The Saudi and Chinese delegations meet in Riyadh on Tuesday. (SPA)
The Saudi and Chinese delegations meet in Riyadh on Tuesday. (SPA)

Saudi Minister of Industry and Mineral Resources Bandar Alkhorayef held talks in Riyadh on Tuesday with Chinese company BYD Founder and Chairman Wang Chuanfu to discuss cooperation in automotive manufacturing and the transfer of advanced vehicle technologies to the Kingdom.

They explored ways to strengthen industrial cooperation and expand promising investment opportunities to localize the automotive industry in the Kingdom, with particular focus on electric vehicle manufacturing to meet growing domestic demand and reinforce Saudi Arabia’s position as a leading regional and global hub for automotive production.

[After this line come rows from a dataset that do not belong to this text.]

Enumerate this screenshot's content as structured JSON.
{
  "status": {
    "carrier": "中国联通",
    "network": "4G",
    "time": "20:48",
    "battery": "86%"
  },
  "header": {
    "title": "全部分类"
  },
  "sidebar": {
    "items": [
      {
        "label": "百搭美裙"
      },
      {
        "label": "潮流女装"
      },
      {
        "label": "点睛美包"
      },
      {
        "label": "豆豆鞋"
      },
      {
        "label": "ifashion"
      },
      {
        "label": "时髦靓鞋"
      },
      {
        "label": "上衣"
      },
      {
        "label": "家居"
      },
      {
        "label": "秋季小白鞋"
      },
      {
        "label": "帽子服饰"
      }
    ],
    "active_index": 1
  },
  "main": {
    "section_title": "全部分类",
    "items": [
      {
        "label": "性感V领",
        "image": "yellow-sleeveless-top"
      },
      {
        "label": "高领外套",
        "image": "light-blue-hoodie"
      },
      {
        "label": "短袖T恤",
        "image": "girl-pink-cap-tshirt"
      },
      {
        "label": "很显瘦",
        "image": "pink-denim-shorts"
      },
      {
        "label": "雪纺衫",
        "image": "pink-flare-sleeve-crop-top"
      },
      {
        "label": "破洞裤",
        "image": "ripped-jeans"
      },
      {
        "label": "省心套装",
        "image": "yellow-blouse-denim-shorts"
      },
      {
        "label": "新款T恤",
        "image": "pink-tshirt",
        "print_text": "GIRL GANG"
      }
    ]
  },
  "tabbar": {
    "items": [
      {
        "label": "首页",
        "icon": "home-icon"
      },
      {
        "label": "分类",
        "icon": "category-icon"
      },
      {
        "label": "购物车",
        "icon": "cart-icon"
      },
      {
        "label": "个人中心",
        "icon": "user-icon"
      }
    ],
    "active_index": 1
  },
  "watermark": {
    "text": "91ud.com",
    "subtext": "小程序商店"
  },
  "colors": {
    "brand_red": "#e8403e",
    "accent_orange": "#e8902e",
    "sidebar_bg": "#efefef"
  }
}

Discussions tackled the incentives and enablers offered to investors in high-value industries, including the automotive sector, as well as the Kingdom’s significant investments in electric vehicle charging infrastructure.

The meeting highlighted the objectives of the comprehensive strategy for the mining and mineral industries, which emphasizes support for the electric vehicle ecosystem and the development of local supply chains for battery manufacturing and advanced materials.

These efforts help in localizing the automotive industry and advancing the goals of Saudi Vision 2030 to diversify the national economy.